Horses removed from the range are taken to the BLM’s Palomino Valley center north of Reno, where they’re put up for adoption or sent to long-term pastures in the Midwest.
The roundup in the southern portion of the Jackson Mountains resulted in the “gather-related” death of only one horse and the “non-gather-related” deaths of six horses due to pre-existing health conditions, BLM spokeswoman Heather Jasinski said.
“We put them down in the field at the trap site or temporary holding corrals,” she said, adding another three horses died after being transported to the Palomino Valley facility.
Anne Novak, executive director of California-based Protect Mustangs, said the animals probably would be alive today had they not been rounded up.

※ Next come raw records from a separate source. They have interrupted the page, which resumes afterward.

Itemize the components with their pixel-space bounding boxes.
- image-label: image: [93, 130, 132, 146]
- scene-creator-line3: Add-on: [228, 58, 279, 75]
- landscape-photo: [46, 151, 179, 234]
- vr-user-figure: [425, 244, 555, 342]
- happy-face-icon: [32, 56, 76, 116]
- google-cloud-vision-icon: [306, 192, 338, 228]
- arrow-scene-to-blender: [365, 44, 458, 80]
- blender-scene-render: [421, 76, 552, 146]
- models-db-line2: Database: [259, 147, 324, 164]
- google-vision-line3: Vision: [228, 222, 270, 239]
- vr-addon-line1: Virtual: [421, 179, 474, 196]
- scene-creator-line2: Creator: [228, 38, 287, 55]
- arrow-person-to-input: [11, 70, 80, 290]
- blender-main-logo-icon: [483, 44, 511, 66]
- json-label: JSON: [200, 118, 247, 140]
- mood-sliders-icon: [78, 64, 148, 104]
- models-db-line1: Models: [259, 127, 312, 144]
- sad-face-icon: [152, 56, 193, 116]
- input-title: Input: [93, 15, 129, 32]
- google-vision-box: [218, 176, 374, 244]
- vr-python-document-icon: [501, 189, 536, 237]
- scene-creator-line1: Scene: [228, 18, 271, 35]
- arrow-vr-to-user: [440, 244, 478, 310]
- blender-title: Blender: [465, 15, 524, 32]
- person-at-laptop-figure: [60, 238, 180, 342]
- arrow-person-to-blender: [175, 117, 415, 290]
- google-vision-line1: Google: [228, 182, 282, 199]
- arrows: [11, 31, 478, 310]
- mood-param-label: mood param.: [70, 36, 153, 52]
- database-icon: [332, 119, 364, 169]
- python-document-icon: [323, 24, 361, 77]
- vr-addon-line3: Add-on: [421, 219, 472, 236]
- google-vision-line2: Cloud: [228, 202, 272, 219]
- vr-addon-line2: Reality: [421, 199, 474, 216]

“Curiously, these wild horses were surviving on the range and only died at the hands of the BLM after being captured,” she said. “We want transparency and request that all deaths be counted as roundup-related when they die or are euthanized within 30 days of the roundup.”
The helicopter roundup puts pregnant mares and tiny foals “seriously at risk,” Novak added.
“Just because it’s July 1 doesn’t mean foals aren’t being born,” she said. “Running foals with delicate hooves for miles is inhumane … Helicopter roundups are terrible. They traumatize the wild horses when they stampede them for miles.”
Nevada is home to about half of the estimated 37,000 wild horses on public lands in 10 Western states.